RU Ready, a civic education program for high school students, has continued its activities in spite of the coronavirus disease (COVID-19) pandemic and is expanding to universities in the state and across the country.
The program was launched approximately 10 years ago at New Brunswick High School with the aim of teaching young adults how to become engaged in democratic processes, said Elizabeth Matto, associate research professor and director of the Center for Youth Political Participation at the Rutgers Eagleton Institute of Politics.
The program holds that civic education should not be limited to the facts and figures of American history but should also empower students to feel competent and engaged in American politics, she said.
“You're not born knowing what it means to be an informed and engaged member of your community,” Matto said. “It's not genetic to know how to be a democratic citizen. It needs to be taught, and civic education is important.”
RU Ready assembles a team of Rutgers—New Brunswick students every spring semester, who take a course on topics related to American democracy and civic engagement and apply what they have learned toward making workshops for New Brunswick High School students, she said. These workshops have been conducted virtually this year due to the pandemic.
Matto said they are geared toward the issues that matter most to those high school students, while providing them with the tools they need to engage with societal issues, such as knowing the roles of their elected officials, how to contact them and how to participate in elections.
“Students are not only gaining information about how to be politically involved, (but) they're (also) actually learning skills and have a sense of confidence so that they can participate in politics — not necessarily just when they're an adult,” she said. “They could be participating in politics right now.”

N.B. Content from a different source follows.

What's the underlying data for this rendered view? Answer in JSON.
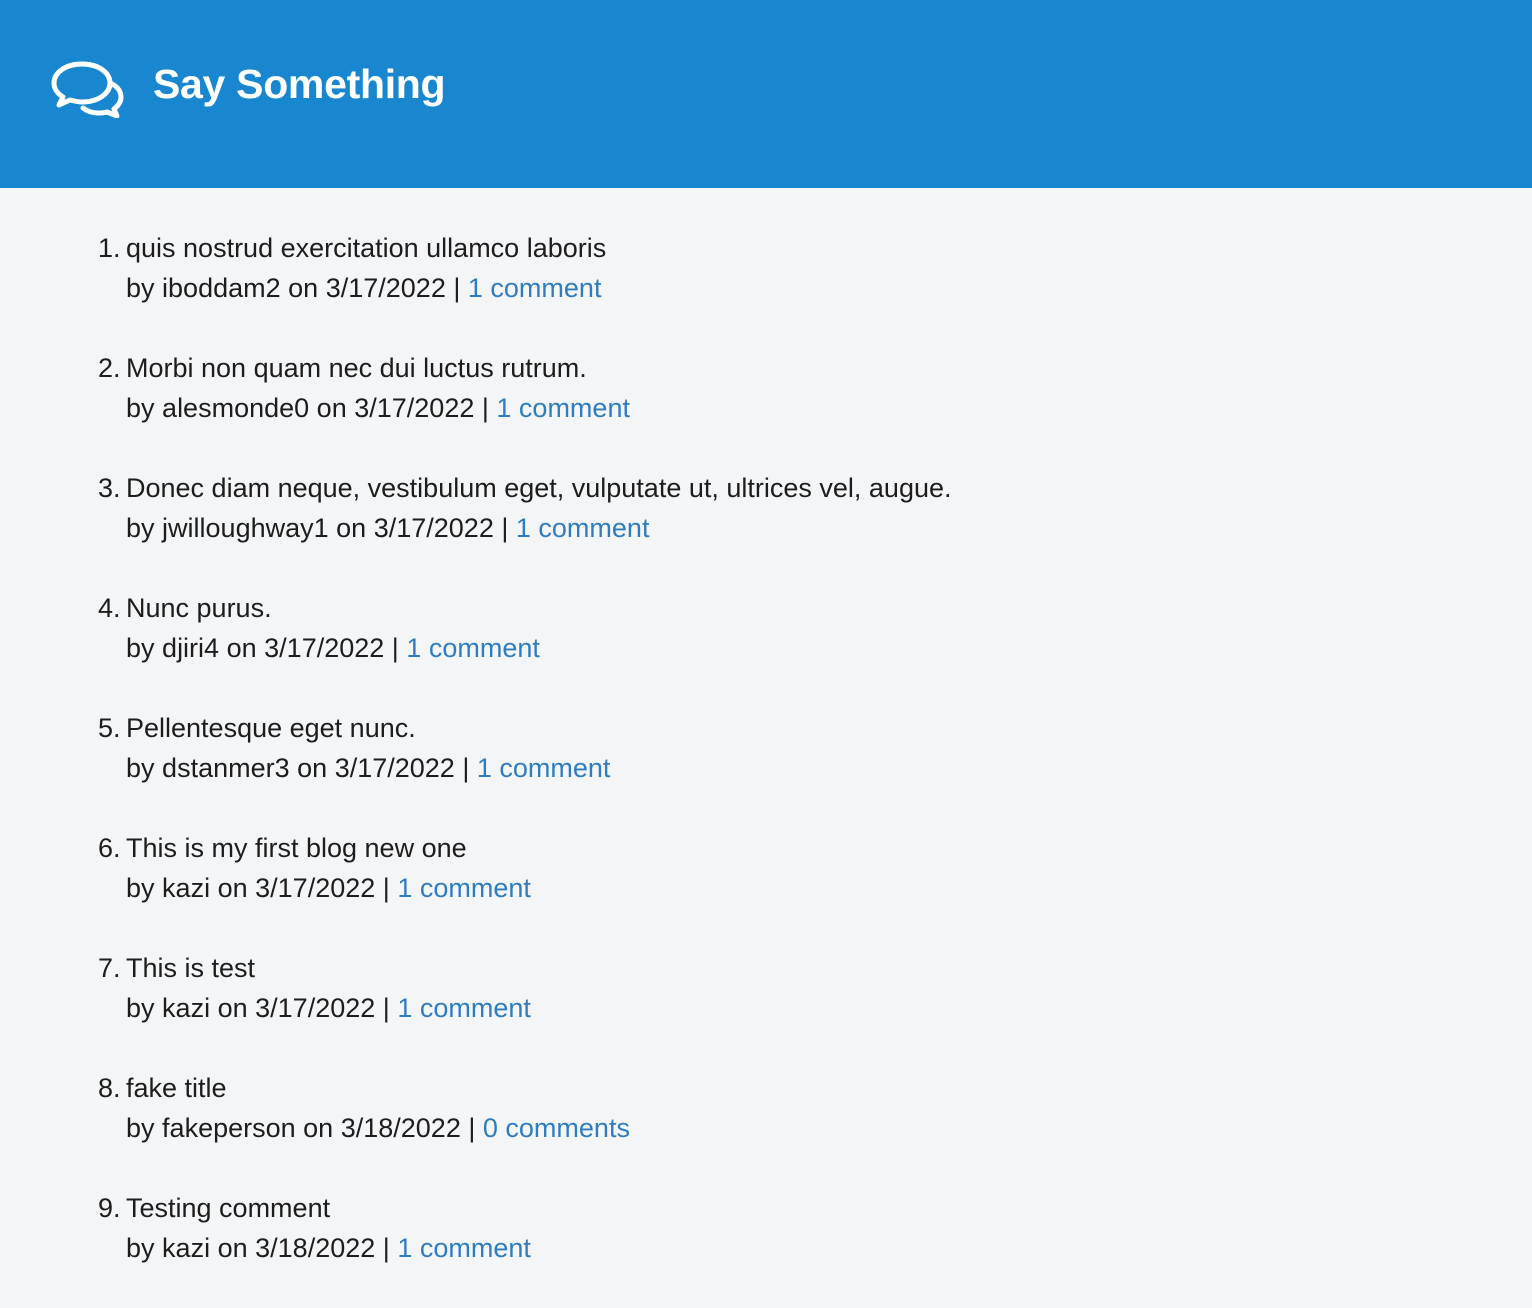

Former RU Ready intern Cecilia Ritacco, a School of Arts and Sciences junior, said her experience with the program was overwhelmingly positive and served as a reminder that civic engagement is not limited to Election Day but includes continual participation in one’s community, such as through service, calling officials and attending town halls.
“Teaching young people that politics affects everything — from the water we drink to the air we breathe — was a really meaningful experience and one that reminded me of how critical it is to engage in these important dialogues not only during an election cycle but (also) year-round,” she said.
RU Ready intern Sara Rubiano, a School of Arts and Sciences sophomore, said she has been motivated to continue her participation in the program by its visible impact on students whose school system has not equipped them with the knowledge to make their voices heard. After a program session two weeks ago, for instance, one student messaged her that she now had a better idea of how to act on an issue that she had been passionate about.
“This program is in place to ensure that students are learning beyond just a 10th grade U.S. history,” Rubiano said. “Giving students an avenue for them … to feel heard is really important, especially when you come from a low socioeconomic background.”
Matto said RU Ready addresses a gap in civic education programs across the state, given that high-quality civic education is often limited to wealthy students or those in advanced placement programs.
“Lessons in citizenship need to be delivered to all students because all members of American democracy are part of American democracy and need to be equipped and encouraged to participate in American democracy,” she said.
In the past few years, RU Ready has branched out to other schools both nearby and far away, Matto said. This year, the program has expanded to Rutgers—Newark as well as Drew University and the University of Texas at Austin, each of which will be partnering with nearby high schools to provide their own versions of RU Ready.
These schools will convene at RU Ready’s annual Young Leaders Conference, which will be hosted virtually this year, Matto said. The conference involves exploring youth political participation, reflecting on knowledge gained from the program and offers tips to young people interested in becoming leaders in their communities, according to the website.
“It's not enough to know American history and to know democratic processes in government for self-government to work,” Matto said. “Everyone needs to be able to participate in it and to know how to participate in it. So, our aim is to really provide high school students the ability ... to be engaged in their community.”